WASHINGTON (Reuters) - Toyota Motor Corp <7203.T> believed it had saved over $100 million by convincing U.S. regulators to end a 2007 investigation of sudden acceleration complaints with a relatively cheap floormat recall, according to an internal company document.
The document, which appears to be a briefing for Toyota's North American chief Yoshi Inaba prepared by the automaker's Washington staff in July 2009, cites sudden acceleration as a "key" safety issue and warns that U.S. regulators were taking a tougher line on forced recalls.
The document, which is marked confidential, was provided to the U.S. House Committee on Oversight and Government Reform in advance of an appearance by Toyoda President Akio Toyoda before the panel on Wednesday.
A Toyota representative was not immediately available to comment.
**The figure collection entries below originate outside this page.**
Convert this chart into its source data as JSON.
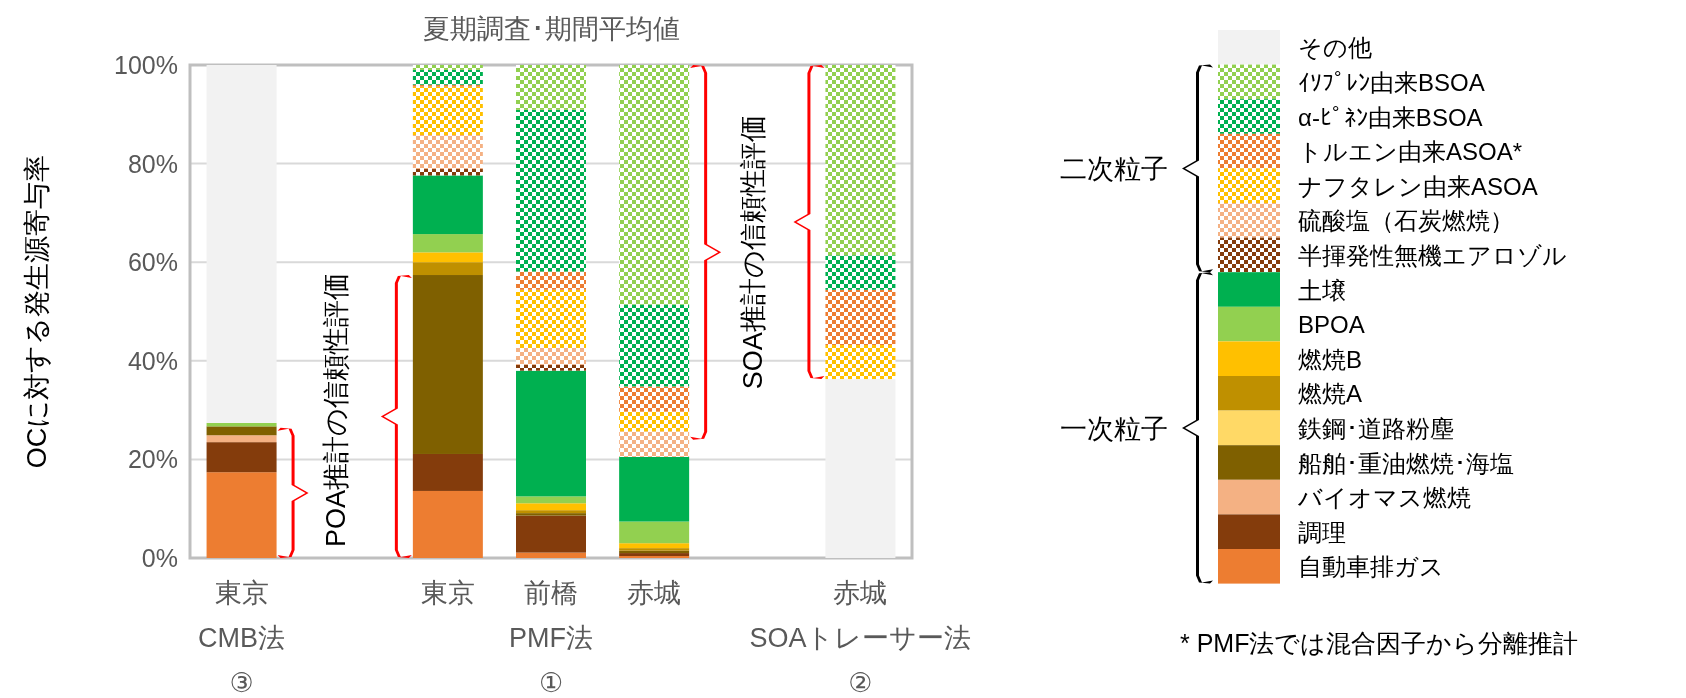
{
  "chart_data": {
    "type": "bar",
    "stacked": true,
    "title": "夏期調査･期間平均値",
    "ylabel": "OCに対する発生源寄与率",
    "categories": [
      "東京\nCMB法\n③",
      null,
      "東京",
      "前橋\nPMF法\n①",
      "赤城",
      null,
      "赤城\nSOAトレーサー法\n②"
    ],
    "ylim": [
      0,
      100
    ],
    "yticks": [
      {
        "value": 0,
        "label": "0%"
      },
      {
        "value": 20,
        "label": "20%"
      },
      {
        "value": 40,
        "label": "40%"
      },
      {
        "value": 60,
        "label": "60%"
      },
      {
        "value": 80,
        "label": "80%"
      },
      {
        "value": 100,
        "label": "100%"
      }
    ],
    "grid": "y",
    "legend": "right",
    "series": [
      {
        "color": "#f2f2f2",
        "values": [
          null,
          null,
          null,
          null,
          null,
          null,
          36.3
        ]
      },
      {
        "name": "自動車排ガス",
        "color": "#ed7d31",
        "values": [
          17.4,
          null,
          13.6,
          1.1,
          0.4,
          null,
          null
        ]
      },
      {
        "name": "調理",
        "color": "#843c0c",
        "values": [
          6.1,
          null,
          7.5,
          7.5,
          0.6,
          null,
          null
        ]
      },
      {
        "name": "バイオマス燃焼",
        "color": "#f4b183",
        "values": [
          1.4,
          null,
          null,
          null,
          null,
          null,
          null
        ]
      },
      {
        "name": "船舶･重油燃焼･海塩",
        "color": "#7f6000",
        "values": [
          1.8,
          null,
          36.3,
          0.5,
          0.5,
          null,
          null
        ]
      },
      {
        "name": "鉄鋼･道路粉塵",
        "color": "#ffd966",
        "values": [
          null,
          null,
          null,
          null,
          null,
          null,
          null
        ]
      },
      {
        "name": "燃焼A",
        "color": "#bf9000",
        "values": [
          null,
          null,
          2.6,
          0.6,
          0.5,
          null,
          null
        ]
      },
      {
        "name": "燃焼B",
        "color": "#ffc000",
        "values": [
          null,
          null,
          2.0,
          1.4,
          1.0,
          null,
          null
        ]
      },
      {
        "name": "BPOA",
        "color": "#92d050",
        "values": [
          0.7,
          null,
          3.7,
          1.4,
          4.4,
          null,
          null
        ]
      },
      {
        "name": "土壌",
        "color": "#00b050",
        "values": [
          null,
          null,
          11.9,
          25.5,
          13.1,
          null,
          null
        ]
      },
      {
        "name": "半揮発性無機エアロゾル",
        "color": "#843c0c",
        "values": [
          null,
          null,
          1.3,
          1.2,
          null,
          null,
          null
        ]
      },
      {
        "name": "硫酸塩（石炭燃焼）",
        "color": "#f4b183",
        "values": [
          null,
          null,
          6.9,
          3.4,
          5.2,
          null,
          null
        ]
      },
      {
        "name": "ナフタレン由来ASOA",
        "color": "#ffc000",
        "values": [
          null,
          null,
          9.8,
          11.8,
          4.0,
          null,
          6.9
        ]
      },
      {
        "name": "トルエン由来ASOA*",
        "color": "#ed7d31",
        "values": [
          null,
          null,
          0.4,
          3.7,
          5.1,
          null,
          11.2
        ]
      },
      {
        "name": "α-ﾋﾟﾈﾝ由来BSOA",
        "color": "#00b050",
        "values": [
          null,
          null,
          3.0,
          32.8,
          16.6,
          null,
          7.0
        ]
      },
      {
        "name": "ｲｿﾌﾟﾚﾝ由来BSOA",
        "color": "#92d050",
        "values": [
          null,
          null,
          1.0,
          9.1,
          48.6,
          null,
          38.6
        ]
      },
      {
        "name": "その他",
        "color": "#f2f2f2",
        "values": [
          72.6,
          null,
          null,
          null,
          null,
          null,
          null
        ]
      }
    ],
    "annotations": [
      "POA推計の信頼性評価",
      "SOA推計の信頼性評価",
      "二次粒子",
      "一次粒子",
      "* PMF法では混合因子から分離推計"
    ]
  }
}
A copy of the presentation was obtained by Reuters.
The document seems certain to add to the high-stakes debate about whether Toyota missed or ignored red flags about a rising number of complaints about sudden acceleration in its vehicles and whether U.S. safety regulators were tough enough.
In recent months, Toyota has recalled over 8.5 million vehicles globally for problems that include sticky accelerators, accelerators that can be pinned down by loose floormats and a braking glitch on its Prius hybrid.
Toyota has estimated those recalls will cost it $2 billion in the fiscal year ending March.
But before an August 2009 crash that killed an off-duty California Highway Patrol officer and three others, Toyota had limited its action on sudden acceleration complaints to a recall of 55,000 floormats on the Camry and Lexus ES350.
The July 2009 Toyota presentation depicts a Washington-based company operation that presented three cases where it had succeeded in limiting U.S. safety investigations as "wins."
Inaba, who had retired from Toyota in 2007, was called back from retirement and appointed to head up the automaker's North American operations in late June by Toyoda.
The presentation that carries his name was dated July 6, 2009, about two weeks after Inaba took the job at the direct urging of Toyoda.
The document cites "favorable recall outcomes" as one of the key achievements of Toyota's lobbying effort in Washington as well as "safety rulemaking favorable to Toyota."
Specifically, the document says that Toyota's Washington safety group, a team that included several former U.S. officials, helped negotiate changes or delays to four proposed vehicle safety rules covering standards for roof crush, electric shock, side impact and door locks.
By winning "added lead time and phase-in" for new side-impact crash standards, Toyota estimated that it had saved about $124 million, according to the document.
At the same time, Toyota's Washington safety group was credited with having "negotiated (an) 'equipment' recall on Camry/ES," a step credited with saving over $100 million with no finding of a defect by the National Highway Traffic Safety Administration.